Best concise/idiomatic way to `map` for side-effects?

Webdev_Tory · May 8, 2020, 5:16pm

I have an fn that is going to repeatedly process URLS and add things to a database. After the first step I have the collection of things that will need processing; what’s the most elegant way to do this? (doseq [x xs] ...) is going to have me binding individual x, which is unnecessary; but straight-up map requires me to defeat its laziness with (doall (map ...)). Either of these will ultimately do the job, but is there a “right way” that would be concise?

mdiin · May 8, 2020, 5:37pm

I usually reach for doseq for that use case, but I guess mapv, as the strict sibling of map, could be used as well. I just feel like using map is hiding the side-effecting nature of the computation. Maybe it is the other way around, that doseq makes the side-effecting nature explicit.

Webdev_Tory · May 8, 2020, 5:40pm

Yeah, it’s a problem: with map I expect the return value to matter, while with doseq I expect specific treatment of the individuals. In truth, In truth, all I want is the side-effects; I don’t care about either of those implications.

didibus · May 8, 2020, 6:35pm

You want run! I believe.

mdiin · May 8, 2020, 7:09pm

Very nice! I love how even after so many years of Clojure I can still discover useful stuff in Clojure core.

Webdev_Tory · May 8, 2020, 9:22pm

There it is! Beautiful! https://clojuredocs.org/clojure.core/run! This is why I ask these questions.

Webdev_Tory · May 9, 2020, 9:53pm

Extension of the question – is there a way of using a threaded run!, a la pmap ?

seancorfield · May 9, 2020, 10:20pm

pmap is almost always the wrong solution: it is a sledgehammer with no way to control how it works.

Using Java’s executors from Clojure is idiomatic and builds on battle-tested solutions. These give you lots of control, both in terms of how many threads and/or how much parallelism, and also which algorithms are used.

Webdev_Tory · May 11, 2020, 7:42pm

Thanks. I’ll look into the executors. In my limited usage (thread-safe file writes and data downloads), pmap never caused troubles and simply improved my speed by a factor of 4. I’m curious in what scenarios you’ve known of such problems with it?

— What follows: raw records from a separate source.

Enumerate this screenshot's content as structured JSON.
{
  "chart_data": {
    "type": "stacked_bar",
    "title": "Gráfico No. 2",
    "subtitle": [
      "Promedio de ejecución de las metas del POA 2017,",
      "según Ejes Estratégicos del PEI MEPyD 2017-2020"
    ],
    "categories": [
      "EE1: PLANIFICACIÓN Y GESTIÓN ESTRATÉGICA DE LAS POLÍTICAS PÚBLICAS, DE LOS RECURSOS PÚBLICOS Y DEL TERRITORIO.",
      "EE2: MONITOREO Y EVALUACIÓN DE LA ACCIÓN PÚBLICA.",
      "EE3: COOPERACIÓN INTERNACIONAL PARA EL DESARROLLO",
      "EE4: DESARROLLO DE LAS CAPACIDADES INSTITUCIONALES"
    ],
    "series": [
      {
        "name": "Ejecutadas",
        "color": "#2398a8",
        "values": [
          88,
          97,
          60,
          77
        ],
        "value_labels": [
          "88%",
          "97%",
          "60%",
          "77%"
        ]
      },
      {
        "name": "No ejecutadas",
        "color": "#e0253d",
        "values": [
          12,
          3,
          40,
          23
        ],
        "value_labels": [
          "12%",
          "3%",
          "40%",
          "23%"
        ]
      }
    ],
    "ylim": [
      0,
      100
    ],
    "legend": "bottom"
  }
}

seancorfield · May 11, 2020, 8:21pm

Because it has no control over the level of concurrency used, you can easily overwhelm a service you are interacting with if it does “too much in parallel”, you can turn a well-behaved process into a CPU bound one (without speeding it up much) in some situations, and you can also sometimes get “too little” benefit if what you’re doing could be done with much more parallelism because it’s the opposite (and you could actually run a lot more requests in parallel than pmap would create).

We’ve run into all three to varying degrees. In the first case, we took down our own search engine service by adding pmap to a process that ran search queries so it could generate and send HTML emails!

These days we always use executors because we can easily control the number of threads used, the algorithm used (e.g., work-stealing, introduced in Java 8), and/or the amount of parallelism. We can start off small and use system configuration to experiment and find the ideal settings for the most “bang for our buck” that still plays nice with others.

didibus · May 12, 2020, 6:40am

That’s true for side-effect, I’ll still just put out there that pmap is intended for pure computation, and for that its still pretty decent.

Webdev_Tory · May 12, 2020, 4:51pm

Thanks for the elaboration. I think that must be true of “real” multi-threaded work, such as systems with long-running processes that repeatedly invoke multiple threads. I’ve not yet had to deal with such things; instead they tend to be one-off scripts and one-time IO stuff, so it’s not hard for me to stay pure and enjoy the easiness of pmap.

system · November 11, 2020, 4:51am

This topic was automatically closed 182 days after the last reply. New replies are no longer allowed.